German finance minister cites his offices' Nazi past on Holocaust day

Christian Lindner, German Minister of Finance, speaks at the first reading of the Budget Financing Act 2024 in the Bundestag. Michael Kappeler/dpa
Christian Lindner, German Minister of Finance, speaks at the first reading of the Budget Financing Act 2024 in the Bundestag. Michael Kappeler/dpa

On the 79th anniversary of the liberation of the Auschwitz concentration camp, German Finance Minister Christian Lindner evoked the sinister past of his authority's own offices while warning against any repeat of the Holocaust.

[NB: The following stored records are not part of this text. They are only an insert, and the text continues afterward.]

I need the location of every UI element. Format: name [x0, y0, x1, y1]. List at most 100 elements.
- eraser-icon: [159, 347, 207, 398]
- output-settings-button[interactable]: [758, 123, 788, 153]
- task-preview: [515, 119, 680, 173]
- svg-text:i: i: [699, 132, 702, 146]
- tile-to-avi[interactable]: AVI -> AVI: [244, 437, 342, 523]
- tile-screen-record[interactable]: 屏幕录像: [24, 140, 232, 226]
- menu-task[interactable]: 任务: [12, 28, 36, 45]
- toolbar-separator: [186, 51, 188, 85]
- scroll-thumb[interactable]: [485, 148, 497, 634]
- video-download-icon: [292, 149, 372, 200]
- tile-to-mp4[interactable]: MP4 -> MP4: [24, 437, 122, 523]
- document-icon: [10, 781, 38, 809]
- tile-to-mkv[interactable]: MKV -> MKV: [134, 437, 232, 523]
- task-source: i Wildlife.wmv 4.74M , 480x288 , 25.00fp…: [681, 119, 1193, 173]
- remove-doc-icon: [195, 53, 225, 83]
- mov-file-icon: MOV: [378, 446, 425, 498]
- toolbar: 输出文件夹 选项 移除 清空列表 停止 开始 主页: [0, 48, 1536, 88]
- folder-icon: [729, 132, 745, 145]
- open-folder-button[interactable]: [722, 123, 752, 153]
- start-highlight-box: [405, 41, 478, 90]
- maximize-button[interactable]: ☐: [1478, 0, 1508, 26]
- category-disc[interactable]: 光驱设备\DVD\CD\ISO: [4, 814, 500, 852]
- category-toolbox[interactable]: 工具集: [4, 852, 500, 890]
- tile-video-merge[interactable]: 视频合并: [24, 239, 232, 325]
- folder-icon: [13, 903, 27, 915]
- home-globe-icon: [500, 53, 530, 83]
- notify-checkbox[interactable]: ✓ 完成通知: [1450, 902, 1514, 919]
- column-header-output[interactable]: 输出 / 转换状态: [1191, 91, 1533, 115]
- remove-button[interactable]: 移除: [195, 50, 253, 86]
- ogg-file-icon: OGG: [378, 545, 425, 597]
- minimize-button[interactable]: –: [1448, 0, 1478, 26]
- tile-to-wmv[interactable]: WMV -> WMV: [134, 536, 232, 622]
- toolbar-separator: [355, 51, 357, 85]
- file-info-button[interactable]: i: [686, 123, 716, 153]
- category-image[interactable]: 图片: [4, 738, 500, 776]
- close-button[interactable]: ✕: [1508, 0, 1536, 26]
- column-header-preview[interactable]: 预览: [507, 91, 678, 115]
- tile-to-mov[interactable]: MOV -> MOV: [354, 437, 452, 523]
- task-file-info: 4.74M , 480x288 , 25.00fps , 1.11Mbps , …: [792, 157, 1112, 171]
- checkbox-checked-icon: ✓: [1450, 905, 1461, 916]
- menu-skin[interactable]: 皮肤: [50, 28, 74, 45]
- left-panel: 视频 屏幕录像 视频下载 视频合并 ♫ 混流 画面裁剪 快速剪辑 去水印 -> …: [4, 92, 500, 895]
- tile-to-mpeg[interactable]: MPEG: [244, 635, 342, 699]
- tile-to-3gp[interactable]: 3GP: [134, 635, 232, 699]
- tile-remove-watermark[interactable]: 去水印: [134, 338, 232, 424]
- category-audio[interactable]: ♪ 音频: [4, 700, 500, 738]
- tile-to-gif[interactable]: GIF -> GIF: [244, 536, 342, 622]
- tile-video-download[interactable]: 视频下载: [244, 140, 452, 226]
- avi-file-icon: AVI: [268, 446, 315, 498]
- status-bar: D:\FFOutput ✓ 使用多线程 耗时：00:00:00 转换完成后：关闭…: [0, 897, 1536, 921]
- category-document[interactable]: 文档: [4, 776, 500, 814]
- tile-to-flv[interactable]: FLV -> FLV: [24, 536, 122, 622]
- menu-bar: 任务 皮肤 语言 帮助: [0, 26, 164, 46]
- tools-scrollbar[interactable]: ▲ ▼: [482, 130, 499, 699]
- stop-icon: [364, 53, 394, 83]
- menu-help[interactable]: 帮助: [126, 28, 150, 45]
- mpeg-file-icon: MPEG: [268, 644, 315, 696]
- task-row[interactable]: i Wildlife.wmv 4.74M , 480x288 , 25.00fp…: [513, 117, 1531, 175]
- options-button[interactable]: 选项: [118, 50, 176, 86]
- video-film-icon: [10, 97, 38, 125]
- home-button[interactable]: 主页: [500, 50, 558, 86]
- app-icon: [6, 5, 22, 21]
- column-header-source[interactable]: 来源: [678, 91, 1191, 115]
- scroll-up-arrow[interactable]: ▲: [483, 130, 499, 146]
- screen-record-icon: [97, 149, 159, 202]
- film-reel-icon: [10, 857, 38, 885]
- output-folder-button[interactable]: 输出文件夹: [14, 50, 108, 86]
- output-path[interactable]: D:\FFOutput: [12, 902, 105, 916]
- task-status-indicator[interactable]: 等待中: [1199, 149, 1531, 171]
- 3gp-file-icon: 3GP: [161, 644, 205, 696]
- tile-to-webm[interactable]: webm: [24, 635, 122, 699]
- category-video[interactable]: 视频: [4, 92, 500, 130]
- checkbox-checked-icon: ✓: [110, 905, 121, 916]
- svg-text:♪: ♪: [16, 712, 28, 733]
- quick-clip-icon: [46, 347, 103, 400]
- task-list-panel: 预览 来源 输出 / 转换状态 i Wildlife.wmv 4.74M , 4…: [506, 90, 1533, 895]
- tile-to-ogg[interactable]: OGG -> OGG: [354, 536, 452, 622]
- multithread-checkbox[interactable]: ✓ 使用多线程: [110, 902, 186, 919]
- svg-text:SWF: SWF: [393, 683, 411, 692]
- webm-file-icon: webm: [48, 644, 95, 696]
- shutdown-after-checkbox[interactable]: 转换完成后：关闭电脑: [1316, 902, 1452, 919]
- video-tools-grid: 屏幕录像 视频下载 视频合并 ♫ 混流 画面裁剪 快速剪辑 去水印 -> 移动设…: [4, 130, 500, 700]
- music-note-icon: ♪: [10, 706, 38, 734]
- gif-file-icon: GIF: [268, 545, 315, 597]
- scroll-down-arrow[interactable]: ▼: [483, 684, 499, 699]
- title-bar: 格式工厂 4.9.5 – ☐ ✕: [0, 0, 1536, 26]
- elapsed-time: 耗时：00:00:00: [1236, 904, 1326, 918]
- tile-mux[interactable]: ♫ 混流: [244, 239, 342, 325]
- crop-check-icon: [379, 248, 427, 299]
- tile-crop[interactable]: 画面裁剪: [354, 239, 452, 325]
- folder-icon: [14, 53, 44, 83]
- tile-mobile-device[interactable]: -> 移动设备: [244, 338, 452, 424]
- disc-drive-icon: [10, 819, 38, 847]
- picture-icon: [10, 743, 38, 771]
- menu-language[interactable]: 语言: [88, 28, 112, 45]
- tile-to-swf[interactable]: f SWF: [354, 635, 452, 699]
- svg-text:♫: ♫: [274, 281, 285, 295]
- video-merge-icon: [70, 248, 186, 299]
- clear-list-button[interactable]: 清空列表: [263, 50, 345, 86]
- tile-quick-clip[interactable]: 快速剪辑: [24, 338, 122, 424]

"It was the idea of dehumanization that paved the way for the Holocaust in Nazi Germany. What happened back then must never be repeated," Lindner was quoted as saying on Saturday in a Finance Ministry post on X, formerly Twitter.

The post featured a photo of Lindner in a conference room in central Berlin.

"In this room in today's Federal Ministry of Finance, preparations were made in 1938 for what later went down in the history books as the Wannsee Conference: the coordination of the mass murder of European Jews," the caption reads.

The ministry has been based in the Detlev Rohwedder House on the capital's Wilhelmstraße major thoroughfare since 1999. The imposing edifice was built during the Nazi era in 1935-36 as the headquarters of the Aviation Ministry headed by Hermann Göring.

On January 27, 1945, Soviet troops liberated the survivors of the Auschwitz, the site of which is located in modern-day Oświęcim, Poland.

More than 1 million people were murdered at the camp, most of them Jews. The date of its liberation has been observed as Holocaust Remembrance Day in Germany since 1996, and the United Nations proclaimed the date an international day of remembrance in 2005.